Morte do cão comunitário Orelha, em Florianópolis (SC), em janeiro, gerou comoção pelo país; adolescente é investigado. (Foto: Reprodução/Redes sociais)
Se depender de projeto de lei em discussão na Câmara Municipal de Curitiba (CMC), a normativa local que proíbe e estabelece sanções administrativas à prática de maus-tratos contra animais será aperfeiçoada. A proposta, encaminhada pela vereadora Andressa Bianchessi (União), determina que os responsáveis legais respondam solidariamente por infrações administrativas decorrentes de ações praticadas por menores ou incapazes sob sua guarda ou vigilância.
“Ao imputar a penalidade administrativa aos pais ou tutores, o Município de Curitiba reforça o caráter pedagógico da lei, garantindo que atos de crueldade praticados por incapazes não fiquem impunes e que os responsáveis sejam incentivados a exercer um controle mais rigoroso e humanitário. Trata-se de uma medida necessária para a proteção da fauna urbana e para o fortalecimento das políticas públicas de bem-estar animal em nossa capital”, argumenta Bianchessi.
O projeto, na prática, atualiza a redação da lei municipal 16.038/2022, que considera como maus-tratos contra animais “toda e qualquer ação ou omissão da qual decorra crueldade, abuso, imprudência, negligência, imperícia ou ato voluntário e intencional que atente contra sua saúde e necessidades naturais, físicas e mentais”. Como animais, são compreendidas tanto a fauna urbana não domiciliada, nativa ou exótica, quanto a fauna domesticada, de estimação ou companhia.
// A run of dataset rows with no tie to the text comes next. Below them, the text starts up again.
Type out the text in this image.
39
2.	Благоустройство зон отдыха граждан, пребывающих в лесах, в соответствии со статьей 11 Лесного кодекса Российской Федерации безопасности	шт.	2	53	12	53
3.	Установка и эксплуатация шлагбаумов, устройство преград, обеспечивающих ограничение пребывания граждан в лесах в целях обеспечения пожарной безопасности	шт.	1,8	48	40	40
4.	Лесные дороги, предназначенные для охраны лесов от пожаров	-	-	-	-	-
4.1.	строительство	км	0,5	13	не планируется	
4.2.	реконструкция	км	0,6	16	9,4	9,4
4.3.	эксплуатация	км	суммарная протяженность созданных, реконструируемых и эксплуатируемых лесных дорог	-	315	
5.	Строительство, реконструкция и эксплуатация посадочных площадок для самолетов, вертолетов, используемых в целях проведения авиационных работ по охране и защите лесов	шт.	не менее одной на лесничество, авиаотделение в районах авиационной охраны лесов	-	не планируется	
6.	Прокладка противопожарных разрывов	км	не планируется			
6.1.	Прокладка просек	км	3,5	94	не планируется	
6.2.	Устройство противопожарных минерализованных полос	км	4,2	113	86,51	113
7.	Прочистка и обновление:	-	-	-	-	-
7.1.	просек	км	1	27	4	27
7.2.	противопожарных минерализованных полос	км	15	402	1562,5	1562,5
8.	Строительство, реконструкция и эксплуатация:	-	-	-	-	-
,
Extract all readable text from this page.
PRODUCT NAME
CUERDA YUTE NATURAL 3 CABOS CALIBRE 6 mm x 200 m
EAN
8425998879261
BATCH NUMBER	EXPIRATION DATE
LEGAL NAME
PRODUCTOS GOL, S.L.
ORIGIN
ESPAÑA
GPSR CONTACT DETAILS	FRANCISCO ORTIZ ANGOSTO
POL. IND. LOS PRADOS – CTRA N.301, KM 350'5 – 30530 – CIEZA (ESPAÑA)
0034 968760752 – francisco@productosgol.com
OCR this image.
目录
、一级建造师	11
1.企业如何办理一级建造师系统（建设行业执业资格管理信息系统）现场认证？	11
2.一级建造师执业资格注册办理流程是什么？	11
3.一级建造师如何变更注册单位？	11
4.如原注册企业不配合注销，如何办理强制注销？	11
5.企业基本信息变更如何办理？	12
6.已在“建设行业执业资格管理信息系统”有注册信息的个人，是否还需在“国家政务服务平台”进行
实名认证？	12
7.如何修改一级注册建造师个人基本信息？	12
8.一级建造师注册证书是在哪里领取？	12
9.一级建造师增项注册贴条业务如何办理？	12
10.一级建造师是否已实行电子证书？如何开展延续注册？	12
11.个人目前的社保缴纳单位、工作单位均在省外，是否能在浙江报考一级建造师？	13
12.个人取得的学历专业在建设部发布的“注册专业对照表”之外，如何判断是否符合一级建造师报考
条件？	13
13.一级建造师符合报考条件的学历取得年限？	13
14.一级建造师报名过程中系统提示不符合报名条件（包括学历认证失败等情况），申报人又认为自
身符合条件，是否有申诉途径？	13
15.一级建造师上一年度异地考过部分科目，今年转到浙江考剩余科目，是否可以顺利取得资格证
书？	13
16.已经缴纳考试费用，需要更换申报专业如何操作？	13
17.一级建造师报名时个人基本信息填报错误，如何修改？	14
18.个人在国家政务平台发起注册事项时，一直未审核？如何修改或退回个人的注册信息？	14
A normativa elenca mais de 25 ações que podem resultar em infrações administrativas, como a privação de necessidades básicas, tais quais alimentação, água e abrigo adequados; agressões, lesões, mutilamento e envenenamento, independentemente da morte do animal; zoofilia; abandono; castigos físicos e mentais, mesmo que para aprendizagem ou adestramento; promoção de confrontos entre animais, a exemplo de rinhas e touradas; praticar a eliminação de cães e gatos como método de controle de dinâmica populacional; deixar de garantir tratamento ao animal doente e de prestar socorro ao animal vítima de atropelamento, independentemente de dolo ou culpa; deixar animais soltos em vias e logradouros públicos; manter animais em número acima da capacidade de provimento de boas condições de saúde e de bem-estar; e comprar ou vender "chumbinho".
Sem prejuízo de outras sanções civis ou penais, a lei municipal prevê, conforme a gravidade da infração, a aplicação de advertência e de multas com valores fixados entre R$ 400 e R$ 200 mil, a suspensão de atividades comerciais e a apreensão do animal em situação de maus-tratos. A depender do projeto em discussão na Câmara de Curitiba, os pais ou responsáveis legais sujeitariam-se às sanções administrativas em decorrência de atos ou omissões que caracterizem maus-tratos, crueldade, abuso ou violência contra animais, praticados por menores de 18 anos sob sua guarda ou vigilância (005.00028.2026 e 031.00003.2026).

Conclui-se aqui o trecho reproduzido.